Precautionary principle missing
Very few changes have been made to the conclusions and recommendations in the final report, despite a major public meeting organised by the FSA to discuss the draft version in February, and subsequent written submissions to COT. There is still no reference whatsoever to the precautionary principle, or for its application to the approvals process. Despite the volume of evidence of data gaps amassed in the report, the Committee recommends that risk assessments of mixtures should only be carried out for certain combinations. PAN UK urges the government to take a leading role in identifying potentiation possibilities, not leaving it to a limited number of independent research scientists to tackle this vast field.
Delaying tactics over implementing the precautionary principle are also evident in the recommendation that ‘further work be undertaken … to characterise both the nature of, and dose-response relationships for, combined actions of pesticides.’ But experiments with mixtures on laboratory animals in this report indicate that it is impossible for toxicologists at post mortem to identify which injury was caused by which chemical, or to establish the mechanisms underlying the interactive
responses(9). To suggest this programme of work, rather than recommending a reduction of public exposure to pesticides – especially when a system which registers them one at a time has been recognised to be inadequate – does not well serve public health.
(AC)
References
1. Committee on Toxicity of Chemicals in Food, Consumer Products and the Environment, Risk assessment of mixtures of pesticides and similar substances (WiGRAMP report), September 2002.
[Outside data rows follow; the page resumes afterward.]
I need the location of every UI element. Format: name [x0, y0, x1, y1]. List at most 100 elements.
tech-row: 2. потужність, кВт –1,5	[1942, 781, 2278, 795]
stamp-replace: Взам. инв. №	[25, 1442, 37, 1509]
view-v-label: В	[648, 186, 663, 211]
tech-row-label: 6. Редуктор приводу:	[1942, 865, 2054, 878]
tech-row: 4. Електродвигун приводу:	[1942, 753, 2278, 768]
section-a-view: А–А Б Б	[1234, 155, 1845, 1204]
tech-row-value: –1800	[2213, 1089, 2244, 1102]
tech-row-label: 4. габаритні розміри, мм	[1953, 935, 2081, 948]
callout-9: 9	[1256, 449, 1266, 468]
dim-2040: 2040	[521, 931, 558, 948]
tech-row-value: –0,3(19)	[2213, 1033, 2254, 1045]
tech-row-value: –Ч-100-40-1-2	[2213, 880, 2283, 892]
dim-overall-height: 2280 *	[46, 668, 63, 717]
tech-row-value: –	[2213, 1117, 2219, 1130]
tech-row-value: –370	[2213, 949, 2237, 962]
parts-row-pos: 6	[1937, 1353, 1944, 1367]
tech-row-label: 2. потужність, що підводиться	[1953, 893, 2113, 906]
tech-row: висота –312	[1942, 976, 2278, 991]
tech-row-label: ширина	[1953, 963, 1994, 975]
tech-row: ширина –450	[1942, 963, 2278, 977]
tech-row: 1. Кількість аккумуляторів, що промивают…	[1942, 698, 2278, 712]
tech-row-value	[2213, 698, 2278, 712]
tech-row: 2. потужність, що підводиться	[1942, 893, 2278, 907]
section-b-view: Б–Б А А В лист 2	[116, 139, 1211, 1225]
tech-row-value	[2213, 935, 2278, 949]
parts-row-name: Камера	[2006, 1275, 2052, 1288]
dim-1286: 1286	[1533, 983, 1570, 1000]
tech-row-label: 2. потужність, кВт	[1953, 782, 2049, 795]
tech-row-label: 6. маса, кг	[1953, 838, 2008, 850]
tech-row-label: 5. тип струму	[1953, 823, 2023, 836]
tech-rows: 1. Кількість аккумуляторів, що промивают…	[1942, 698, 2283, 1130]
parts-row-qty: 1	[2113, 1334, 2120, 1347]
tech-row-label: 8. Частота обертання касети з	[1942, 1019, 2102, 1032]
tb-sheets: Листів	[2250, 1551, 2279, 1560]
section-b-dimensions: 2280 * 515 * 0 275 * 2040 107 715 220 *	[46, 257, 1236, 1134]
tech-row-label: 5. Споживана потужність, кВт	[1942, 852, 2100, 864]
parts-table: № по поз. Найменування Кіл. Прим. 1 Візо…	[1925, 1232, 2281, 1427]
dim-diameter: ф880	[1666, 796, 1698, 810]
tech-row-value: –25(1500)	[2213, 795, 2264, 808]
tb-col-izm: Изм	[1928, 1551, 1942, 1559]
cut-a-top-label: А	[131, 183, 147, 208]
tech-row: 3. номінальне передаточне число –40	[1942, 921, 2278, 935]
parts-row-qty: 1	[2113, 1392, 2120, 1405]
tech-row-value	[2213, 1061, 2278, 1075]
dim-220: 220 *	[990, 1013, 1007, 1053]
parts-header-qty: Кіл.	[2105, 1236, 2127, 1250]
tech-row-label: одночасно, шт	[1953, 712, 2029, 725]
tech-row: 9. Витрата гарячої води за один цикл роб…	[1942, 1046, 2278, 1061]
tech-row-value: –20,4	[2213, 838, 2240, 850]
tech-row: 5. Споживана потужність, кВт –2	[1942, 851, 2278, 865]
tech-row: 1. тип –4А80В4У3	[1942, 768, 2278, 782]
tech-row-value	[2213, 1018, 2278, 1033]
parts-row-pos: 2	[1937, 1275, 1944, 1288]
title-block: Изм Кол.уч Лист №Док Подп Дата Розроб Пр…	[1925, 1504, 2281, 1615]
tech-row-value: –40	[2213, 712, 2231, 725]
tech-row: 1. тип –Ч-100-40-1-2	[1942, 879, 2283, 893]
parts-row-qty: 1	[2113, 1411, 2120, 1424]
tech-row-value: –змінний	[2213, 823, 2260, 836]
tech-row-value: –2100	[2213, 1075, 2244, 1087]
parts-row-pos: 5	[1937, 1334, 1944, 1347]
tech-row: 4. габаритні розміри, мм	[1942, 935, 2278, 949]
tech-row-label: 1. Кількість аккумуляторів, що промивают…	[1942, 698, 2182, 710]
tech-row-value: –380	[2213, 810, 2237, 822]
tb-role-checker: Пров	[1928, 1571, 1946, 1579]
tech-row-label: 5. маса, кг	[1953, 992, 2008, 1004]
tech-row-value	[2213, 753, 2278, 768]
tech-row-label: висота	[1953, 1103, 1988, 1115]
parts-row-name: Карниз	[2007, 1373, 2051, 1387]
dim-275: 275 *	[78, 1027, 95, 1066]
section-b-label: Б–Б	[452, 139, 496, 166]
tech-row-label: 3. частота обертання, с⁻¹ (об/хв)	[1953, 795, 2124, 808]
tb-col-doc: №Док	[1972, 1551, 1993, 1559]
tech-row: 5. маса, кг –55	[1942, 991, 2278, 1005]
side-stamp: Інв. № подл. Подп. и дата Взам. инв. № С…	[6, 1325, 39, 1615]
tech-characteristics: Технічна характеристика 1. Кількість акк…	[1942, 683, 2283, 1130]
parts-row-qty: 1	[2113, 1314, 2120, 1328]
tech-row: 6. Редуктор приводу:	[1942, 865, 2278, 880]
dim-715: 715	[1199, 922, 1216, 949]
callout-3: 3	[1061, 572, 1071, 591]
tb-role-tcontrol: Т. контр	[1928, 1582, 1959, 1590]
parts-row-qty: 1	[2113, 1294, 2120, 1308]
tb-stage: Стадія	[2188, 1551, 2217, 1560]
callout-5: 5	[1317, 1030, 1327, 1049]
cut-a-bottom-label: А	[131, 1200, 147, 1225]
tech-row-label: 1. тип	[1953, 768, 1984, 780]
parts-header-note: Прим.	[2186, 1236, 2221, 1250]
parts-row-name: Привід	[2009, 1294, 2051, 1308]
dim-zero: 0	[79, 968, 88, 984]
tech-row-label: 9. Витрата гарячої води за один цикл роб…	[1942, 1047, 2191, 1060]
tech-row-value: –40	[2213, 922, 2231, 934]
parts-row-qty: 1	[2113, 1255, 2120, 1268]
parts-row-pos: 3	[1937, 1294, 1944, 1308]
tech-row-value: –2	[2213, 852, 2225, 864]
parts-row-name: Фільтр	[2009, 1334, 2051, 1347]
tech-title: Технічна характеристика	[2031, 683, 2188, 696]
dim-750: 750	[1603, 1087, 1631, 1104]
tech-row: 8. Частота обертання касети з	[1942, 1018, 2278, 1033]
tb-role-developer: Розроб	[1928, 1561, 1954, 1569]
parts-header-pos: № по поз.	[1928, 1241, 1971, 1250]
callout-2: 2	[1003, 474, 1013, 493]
2. Howard V, ‘Synergistic effects of chemical mixtures – can we rely on traditional toxicology? ‘The Ecologist, Volume 27, No. 5, September/October 1997,
3. WiGRAMP report, op cit 1, 8.176, p. 165.
4. WiGRAMP report, op cit 1, Fig 7.2, p. 90.
5. Cavieres M, Jaeger J and Porter W, Developmental toxicity of a commercial herbicide mixture in mice: I. Effects on embryo implantation and litter size, Environmental health perspectives, Vol. 110, No. 11, November 2002.
6. New Scientist, 121, September 2002
7. WiGRAMP report, op cit 1, 8.182, p. 166.
8. Axelrad J, Howard CV and McLean WG, Interactions between pesticides and components of pesticide formulations in an in vitro neurotoxicity test, Toxicology, Vol. 173: 259-268, 2002.
9. WiGRAMP report, op cit 1, 10.21, page 200.